Skwalan w kosmetykach

Przyglądając się kolejnym kosmetykom trudno nie dostrzec tego, że systematycznie rośnie liczba tych, które bazują na skwalanie. Czas więc przyjrzeć się mu bliżej. Czy rzeczywiście jest w stanie zrewolucjonizować branżę kosmetyczną? A może mamy do czynienia po prostu z modą, która pojawiła się nagle, aby tak samo nagle przeminąć?

Skwalan – próba definicji

Skwalan jest organicznym związkiem chemicznym będącym nasyconą postacią węglowodoru alifatycznego – skwalenu. Znajduje się w składzie każdego ludzkiego sebum. W kosmetologii występuje w postaci surowca pochodzenia roślinnego. Może być wytwarzany z oliwek, dożą popularnością cieszy się jednak również skwalan pochodzący z trzciny cukrowej. Skwalan przyjmuje postać cieczy. Jego konsystencja sprawia, że można zaliczać go do lekkich, suchych olejów. Nie pozostawia na skórze tłustej warstwy, a do tego jego stosowanie nie wiąże się z ryzykiem zatykania ujść gruczołów łojowych, co zwykle prowadzi do postwania wyprysków. Można go stosować pielęgnując nawet bardzo wymagającą skórę, co z pewnością również ma wpływ na rosnącą popularność, jaką się cieszy.

Skwalan i jego właściwości

Skwalan to związek o szerokim spektrum właściwości, z których niemal każda musi przypaść do gustu osobom zainteresowanym skutecznymi kosmetykami. Na pierwszy plan wysuwa się to, że ma działanie ujędrniające, natłuszcza i nawilża, a jednocześnie spowalnia tempo, w jakim ujawniają się kolejne zmarszczki. Można na niego liczyć także wtedy, gdy chce się rozjaśnić skórę albo zwiększyć jej elastyczność. Cechy skwalanu sprawiają, że sprawdza się zarówno w kosmetykach do skóry młodej, jak i w tych, które są cenione przez właścicielki cery dojrzałej.

Okazuje się zresztą, że nie tylko skóra twarzy może zyskać dzięki kontaktowi z nim.

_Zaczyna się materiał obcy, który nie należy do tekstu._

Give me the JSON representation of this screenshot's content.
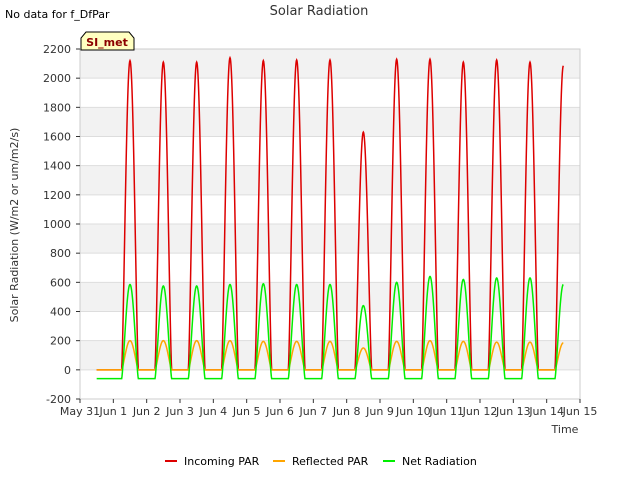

Skwalan jest niezastąpiony także wtedy, gdy chcemy poprawić kondycję naszych włosów. Pozwala na ich nawilżanie i natłuszczanie, przyczynia się jednak również do tego, że włosy stają się o wiele mniej łamliwe. W odżywkach ułatwia też transportowanie składników odżywczych, dzięki czemu kosmetyk ten staje się bardziej wydajny.

Skwalan w kosmetyce – gdzie go szukać?

Skwalan nie tylko zmiękcza, ale również natłuszcza i nawilża skórę, znajduje więc zastosowanie jako jej emolient. Może być zamiennikiem kremu do twarzy i pod oczy, sprawdza się jednak również jako balsam do ciała oraz krem zmiękczający stosowany do stóp. Nic nie stoi też na przeszkodzie temu, aby przetestować go jako bazę pod makijaż.

Skwalan jest szczególnie chwalony wtedy, gdy chcemy zaopiekować się cerą z problemami. Wysoko cenią go sobie właścicielki cery suchej, osoby zmagające się z cerą naczynkową, dojrzałą oraz tą, która jest skłonna do podrażnień. Na ten związek można jednak liczyć również wszędzie tam, gdzie pojawia się zapotrzebowanie na jego działanie antybakteryjne oraz przeciwgrzybiczne. Stanowi sposób na ochronę skóry przed promieniowaniem UV, a do tego ułatwia radzenie sobie z ranami zwłaszcza, jeśli nie są zbyt duże.

Jak stosować skwalan?

W sprzedaży możemy dziś znaleźć dziesiątki kosmetyków ze skwalanem w ich składzie. Nic jednak nie stoi na przeszkodzie temu, aby samemu włączać ten składnik do swoich ulubionych preparatów. Można stosować też skwalan bezpośrednio na skórę. Z pewnością nie jest to złoty środek, który będzie działał natychmiast po pierwszym użyciu. Już po trzech tygodniach stosowania można jednak dostrzec satysfakcjonujące rezultaty.